Steven Daigle — rédacteur web

J'écris les articles que vos clients cherchent dans Google avant de vous appeler.

Ce que je fais

Vous avez un site. Il explique bien ce que vous offrez, et il est probablement à jour.

Mais quand quelqu'un de votre quartier se réveille à minuit avec une question — mal de dents, mandat de protection, chien qui hurle quand il part — il ne tape pas le nom de votre entreprise. Il tape sa question. Et il tombe sur un site de Montréal, ou sur un forum.

J'écris les textes qui répondent à ces questions-là, dans les mots de vos clients plutôt que dans le vocabulaire de votre métier. Un article par semaine, ou un par mois, selon ce que vous voulez.

150 $ l'article. Tout se passe par courriel. Vous validez le contenu professionnel avant publication — la justesse du fond vous appartient, jamais à moi.

Comment ça marche

  1. Vous me dites votre secteur et votre ville. Je lis votre site et je vous propose trois sujets tirés de vos pages de services et des questions que vos clients vous posent déjà.
  2. Vous en choisissez un. Ou vous m'en proposez un autre.
  3. Je vous envoie l'article, prêt à publier, entre 550 et 800 mots, avec vos vraies coordonnées à la fin. Une révision est incluse.
  4. Vous payez à la livraison. Virement Interac. Pas de contrat, pas de forfait, pas d'engagement.

Si le premier article ne vous plaît pas, vous ne payez rien et on en reste là.

Trois exemples

Ces trois articles ont été écrits pour de vrais commerces de la région. Ils sont ici pour que vous jugiez le travail avant de me parler.

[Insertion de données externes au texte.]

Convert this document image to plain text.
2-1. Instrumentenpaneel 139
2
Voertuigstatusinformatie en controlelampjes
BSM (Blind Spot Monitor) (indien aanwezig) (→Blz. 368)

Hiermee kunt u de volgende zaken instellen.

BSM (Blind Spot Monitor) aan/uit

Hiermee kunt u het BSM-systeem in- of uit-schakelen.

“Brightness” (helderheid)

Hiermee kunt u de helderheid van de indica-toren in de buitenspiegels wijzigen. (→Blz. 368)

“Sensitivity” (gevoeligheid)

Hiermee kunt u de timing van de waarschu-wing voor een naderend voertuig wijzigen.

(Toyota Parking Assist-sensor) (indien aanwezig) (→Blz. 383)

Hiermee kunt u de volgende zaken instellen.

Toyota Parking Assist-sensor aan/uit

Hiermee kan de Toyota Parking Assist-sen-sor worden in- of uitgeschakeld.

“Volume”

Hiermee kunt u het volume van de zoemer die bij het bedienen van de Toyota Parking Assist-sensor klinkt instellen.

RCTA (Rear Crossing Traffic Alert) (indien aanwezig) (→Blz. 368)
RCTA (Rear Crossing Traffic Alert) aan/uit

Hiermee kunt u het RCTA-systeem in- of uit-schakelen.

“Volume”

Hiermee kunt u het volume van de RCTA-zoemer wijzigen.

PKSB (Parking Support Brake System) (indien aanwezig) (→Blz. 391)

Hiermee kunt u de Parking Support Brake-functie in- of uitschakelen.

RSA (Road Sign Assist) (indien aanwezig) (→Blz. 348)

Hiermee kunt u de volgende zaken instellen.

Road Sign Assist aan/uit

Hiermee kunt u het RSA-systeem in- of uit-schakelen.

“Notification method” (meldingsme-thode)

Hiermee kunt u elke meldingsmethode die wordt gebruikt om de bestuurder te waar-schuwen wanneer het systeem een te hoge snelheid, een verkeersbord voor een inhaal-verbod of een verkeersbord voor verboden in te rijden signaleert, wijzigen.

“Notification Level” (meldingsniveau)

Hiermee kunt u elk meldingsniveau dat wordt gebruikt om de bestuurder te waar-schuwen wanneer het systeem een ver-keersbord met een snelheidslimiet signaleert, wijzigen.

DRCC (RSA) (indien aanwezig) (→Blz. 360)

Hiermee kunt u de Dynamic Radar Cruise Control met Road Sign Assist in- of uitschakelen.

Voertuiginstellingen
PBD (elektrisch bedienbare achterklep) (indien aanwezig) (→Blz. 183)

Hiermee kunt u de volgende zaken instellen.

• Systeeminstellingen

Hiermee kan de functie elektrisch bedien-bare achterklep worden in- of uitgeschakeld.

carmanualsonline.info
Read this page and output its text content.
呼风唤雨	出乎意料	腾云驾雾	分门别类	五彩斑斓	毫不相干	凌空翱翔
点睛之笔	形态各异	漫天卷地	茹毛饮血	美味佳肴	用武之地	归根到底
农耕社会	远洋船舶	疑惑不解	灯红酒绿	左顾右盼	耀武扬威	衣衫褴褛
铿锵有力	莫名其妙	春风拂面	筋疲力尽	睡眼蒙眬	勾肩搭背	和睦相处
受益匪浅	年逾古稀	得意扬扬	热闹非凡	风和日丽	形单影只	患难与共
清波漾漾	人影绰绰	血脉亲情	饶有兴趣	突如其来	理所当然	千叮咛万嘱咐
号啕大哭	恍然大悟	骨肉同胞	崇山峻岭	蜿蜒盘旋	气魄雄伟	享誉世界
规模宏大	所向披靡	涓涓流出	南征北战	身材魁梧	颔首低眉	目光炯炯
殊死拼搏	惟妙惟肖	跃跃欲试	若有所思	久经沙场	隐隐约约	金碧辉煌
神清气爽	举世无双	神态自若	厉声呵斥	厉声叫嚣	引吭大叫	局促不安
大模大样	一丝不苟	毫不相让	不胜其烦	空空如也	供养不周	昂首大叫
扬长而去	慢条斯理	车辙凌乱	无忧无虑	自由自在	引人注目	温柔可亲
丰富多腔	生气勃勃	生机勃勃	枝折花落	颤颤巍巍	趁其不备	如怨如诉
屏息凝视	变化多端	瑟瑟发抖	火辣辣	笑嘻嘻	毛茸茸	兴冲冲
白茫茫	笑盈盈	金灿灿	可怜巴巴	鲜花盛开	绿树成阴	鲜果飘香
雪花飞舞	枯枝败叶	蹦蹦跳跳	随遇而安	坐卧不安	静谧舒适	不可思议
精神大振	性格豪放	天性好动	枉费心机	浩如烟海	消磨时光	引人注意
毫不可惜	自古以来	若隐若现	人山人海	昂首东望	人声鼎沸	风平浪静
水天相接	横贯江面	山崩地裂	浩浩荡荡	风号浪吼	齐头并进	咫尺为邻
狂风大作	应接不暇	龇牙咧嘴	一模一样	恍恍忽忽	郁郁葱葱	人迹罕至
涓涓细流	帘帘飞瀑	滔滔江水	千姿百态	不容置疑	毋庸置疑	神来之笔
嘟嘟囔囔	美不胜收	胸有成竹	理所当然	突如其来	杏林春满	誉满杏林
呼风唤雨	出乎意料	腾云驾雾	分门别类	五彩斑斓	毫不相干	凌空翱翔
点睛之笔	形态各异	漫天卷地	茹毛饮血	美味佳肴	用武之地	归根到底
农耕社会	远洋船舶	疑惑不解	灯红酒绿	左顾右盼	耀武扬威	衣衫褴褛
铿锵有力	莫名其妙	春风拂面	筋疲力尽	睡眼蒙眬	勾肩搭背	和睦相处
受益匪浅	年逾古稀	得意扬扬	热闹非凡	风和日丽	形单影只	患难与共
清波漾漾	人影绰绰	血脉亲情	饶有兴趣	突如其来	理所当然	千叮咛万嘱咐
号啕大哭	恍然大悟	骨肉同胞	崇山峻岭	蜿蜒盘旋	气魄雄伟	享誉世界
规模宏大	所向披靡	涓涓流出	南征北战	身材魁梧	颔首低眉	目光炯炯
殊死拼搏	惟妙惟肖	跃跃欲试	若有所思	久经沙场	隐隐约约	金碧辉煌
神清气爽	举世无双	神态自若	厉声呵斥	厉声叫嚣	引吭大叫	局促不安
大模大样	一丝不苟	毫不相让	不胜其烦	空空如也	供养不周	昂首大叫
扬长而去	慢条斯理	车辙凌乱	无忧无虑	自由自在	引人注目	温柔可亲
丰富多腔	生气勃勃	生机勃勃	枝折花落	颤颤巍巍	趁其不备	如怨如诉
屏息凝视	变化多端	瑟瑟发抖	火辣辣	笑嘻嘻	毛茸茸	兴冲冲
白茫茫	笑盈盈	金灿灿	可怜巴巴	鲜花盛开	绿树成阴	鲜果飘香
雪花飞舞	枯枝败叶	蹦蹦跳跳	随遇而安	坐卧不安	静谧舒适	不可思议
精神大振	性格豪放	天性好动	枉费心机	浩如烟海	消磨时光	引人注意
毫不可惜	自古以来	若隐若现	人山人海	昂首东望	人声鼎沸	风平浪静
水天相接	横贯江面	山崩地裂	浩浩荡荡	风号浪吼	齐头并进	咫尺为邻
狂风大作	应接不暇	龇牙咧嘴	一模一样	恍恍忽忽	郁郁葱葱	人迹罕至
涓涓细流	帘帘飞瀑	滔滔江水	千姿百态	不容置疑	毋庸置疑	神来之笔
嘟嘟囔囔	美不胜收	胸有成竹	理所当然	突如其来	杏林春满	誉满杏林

Clinique dentaire · Québec

Mal de dents la nuit : ce qui est une urgence et ce qui peut attendre au matin

Il est une heure du matin, la douleur vous a réveillé, et vous êtes en train de chercher sur votre téléphone si ça vaut la peine de réveiller quelqu'un.

Voici de quoi trancher.

Ce qui ne peut pas attendre

Un gonflement du visage, du cou ou sous la mâchoire. C'est le signe le plus important de toute cette liste. Une infection dentaire qui se propage dans les tissus mous est une urgence médicale réelle, pas une rage de dents intense. Si le gonflement touche le plancher de la bouche, l'œil, ou s'accompagne de fièvre, de frissons, de difficulté à avaler ou à ouvrir la bouche, c'est l'urgence de l'hôpital, tout de suite, pas le lendemain.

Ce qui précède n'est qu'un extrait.